Based at the Wellcome Trust Sanger Institute, the GENCODE Consortium was a sub-project and vital part of ENCODE. Their work is helping to describe, in a highly accurate way, the features and functions of our 20,687 individual genes and their various regulatory elements.
1000 Genomes Project
The 1000 Genomes Project, which launched in 2008, was the first project to aim to sequence the genomes of a large number of people (at least 1,000), to provide a comprehensive resource on human genetic variation.
The genomes of over 2,500 anonymous people from 26 populations will be sequenced using next-generation sequencing technologies.

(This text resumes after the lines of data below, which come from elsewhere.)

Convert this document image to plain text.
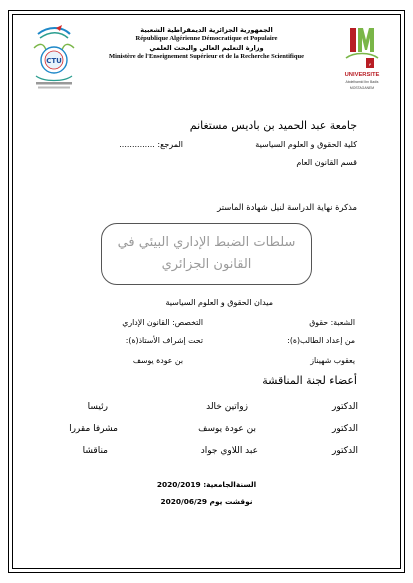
CTU	م
UNIVERSITE
Abdelhamid Ibn Badis
MOSTAGANEM
الجمهورية الجزائرية الديمقراطية الشعبية
République Algérienne Démocratique et Populaire
وزارة التعليم العالي والبحث العلمي
Ministère de l'Enseignement Supérieur et de la Recherche Scientifique
جامعة عبد الحميد بن باديس مستغانم
كلية الحقوق و العلوم السياسية
المرجع: ..............
قسم القانون العام
مذكرة نهاية الدراسة لنيل شهادة الماستر
سلطات الضبط الإداري البيئي في القانون الجزائري
ميدان الحقوق و العلوم السياسية
الشعبة: حقوق
التخصص: القانون الإداري
من إعداد الطالب(ة):
تحت إشراف الأستاذ(ة):
يعقوب شهيناز
بن عودة يوسف
أعضاء لجنة المناقشة
الدكتور
زواتين خالد
رئيسا
الدكتور
بن عودة يوسف
مشرفا مقررا
الدكتور
عبد اللاوي جواد
مناقشا
السنةالجامعية: 2020/2019
نوقشت يوم 2020/06/29
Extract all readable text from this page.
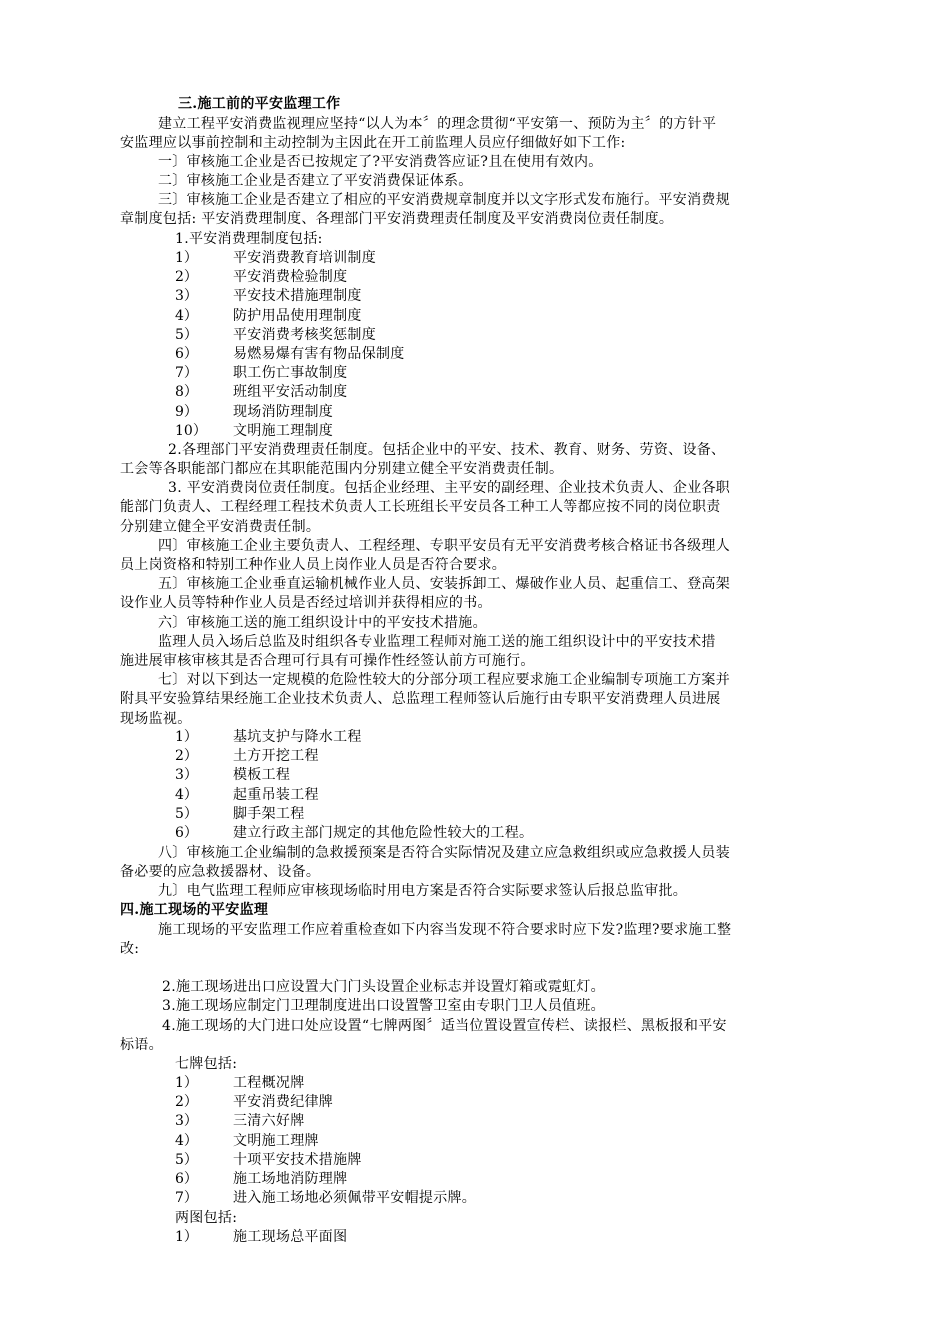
三.施工前的平安监理工作
建立工程平安消费监视理应坚持“以人为本〞的理念贯彻“平安第一、预防为主〞的方针平
安监理应以事前控制和主动控制为主因此在开工前监理人员应仔细做好如下工作:
一〕审核施工企业是否已按规定了?平安消费答应证?且在使用有效内。
二〕审核施工企业是否建立了平安消费保证体系。
三〕审核施工企业是否建立了相应的平安消费规章制度并以文字形式发布施行。平安消费规
章制度包括: 平安消费理制度、各理部门平安消费理责任制度及平安消费岗位责任制度。
1.平安消费理制度包括:
1）	平安消费教育培训制度
2）	平安消费检验制度
3）	平安技术措施理制度
4）	防护用品使用理制度
5）	平安消费考核奖惩制度
6）	易燃易爆有害有物品保制度
7）	职工伤亡事故制度
8）	班组平安活动制度
9）	现场消防理制度
10） 文明施工理制度
2.各理部门平安消费理责任制度。包括企业中的平安、技术、教育、财务、劳资、设备、
工会等各职能部门都应在其职能范围内分别建立健全平安消费责任制。
3. 平安消费岗位责任制度。包括企业经理、主平安的副经理、企业技术负责人、企业各职
能部门负责人、工程经理工程技术负责人工长班组长平安员各工种工人等都应按不同的岗位职责
分别建立健全平安消费责任制。
四〕审核施工企业主要负责人、工程经理、专职平安员有无平安消费考核合格证书各级理人
员上岗资格和特别工种作业人员上岗作业人员是否符合要求。
五〕审核施工企业垂直运输机械作业人员、安装拆卸工、爆破作业人员、起重信工、登高架
设作业人员等特种作业人员是否经过培训并获得相应的书。
六〕审核施工送的施工组织设计中的平安技术措施。
监理人员入场后总监及时组织各专业监理工程师对施工送的施工组织设计中的平安技术措
施进展审核审核其是否合理可行具有可操作性经签认前方可施行。
七〕对以下到达一定规模的危险性较大的分部分项工程应要求施工企业编制专项施工方案并
附具平安验算结果经施工企业技术负责人、总监理工程师签认后施行由专职平安消费理人员进展
现场监视。
1）	基坑支护与降水工程
2）	土方开挖工程
3）	模板工程
4）	起重吊装工程
5）	脚手架工程
6）	建立行政主部门规定的其他危险性较大的工程。
八〕审核施工企业编制的急救援预案是否符合实际情况及建立应急救组织或应急救援人员装
备必要的应急救援器材、设备。
九〕电气监理工程师应审核现场临时用电方案是否符合实际要求签认后报总监审批。
四.施工现场的平安监理
施工现场的平安监理工作应着重检查如下内容当发现不符合要求时应下发?监理?要求施工整
改:
2.施工现场进出口应设置大门门头设置企业标志并设置灯箱或霓虹灯。
3.施工现场应制定门卫理制度进出口设置警卫室由专职门卫人员值班。
4.施工现场的大门进口处应设置“七牌两图〞适当位置设置宣传栏、读报栏、黑板报和平安
标语。
七牌包括:
1）	工程概况牌
2）	平安消费纪律牌
3）	三清六好牌
4）	文明施工理牌
5）	十项平安技术措施牌
6）	施工场地消防理牌
7）	进入施工场地必须佩带平安帽提示牌。
两图包括:
1）	施工现场总平面图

Any two humans are around 99.5 per cent the same at the genetic level. The tiny percentage of genetic material that varies among people can help to explain individual differences in susceptibility to disease, response to drugs or reaction to environmental factors. Although 0.5 per cent may not sound like a lot, 0.5 per cent of 3 billion bases is 15,000,000 – so that’s still a lot of differences!
The 1000 Genomes Project aimed to produce an extremely detailed catalogue of human DNA variation to help scientists studying people with specific diseases. The genomes of over 2,500 anonymous people from 26 populations around the world were sequenced using next-generation sequencing technologies. The results of the study are freely and publicly accessible to researchers worldwide.
In 2010, the Wellcome Trust launched a study of 10,000 human genomes in the UK, which aimed to analyse the DNA of one in every 6,000 individuals in the UK. Scientists expected the UK10K project to uncover many rare genetic variants that are important in human disease, giving a much deeper picture of genetics to help other studies, both in the UK and around the world.
The Wellcome Trust provided a £10.5 million Strategic Award to the Sanger Institute to fund the project. It is running in collaboration with clinical researchers from around the UK, using samples and data collected over many years.
UK10K aimed to analyse the genomes of 4,000 healthy people, studied since they were born in the early 1990s, and compare them with the exomes of 6,000 people currently living with a disease of suspected genetic cause, such as severe obesity, schizophrenia or congenital heart disease. By doing this, UK10K aimed to identify the regions of the genes involved in these diseases.
The researchers believed that the results from this huge study would have an immediate impact on genetics, contributing to an on-going transformation of our understanding of human genetic variation. Scientists hope that this will lead to advances in our understanding of disease biology, eventually leading to improved treatments.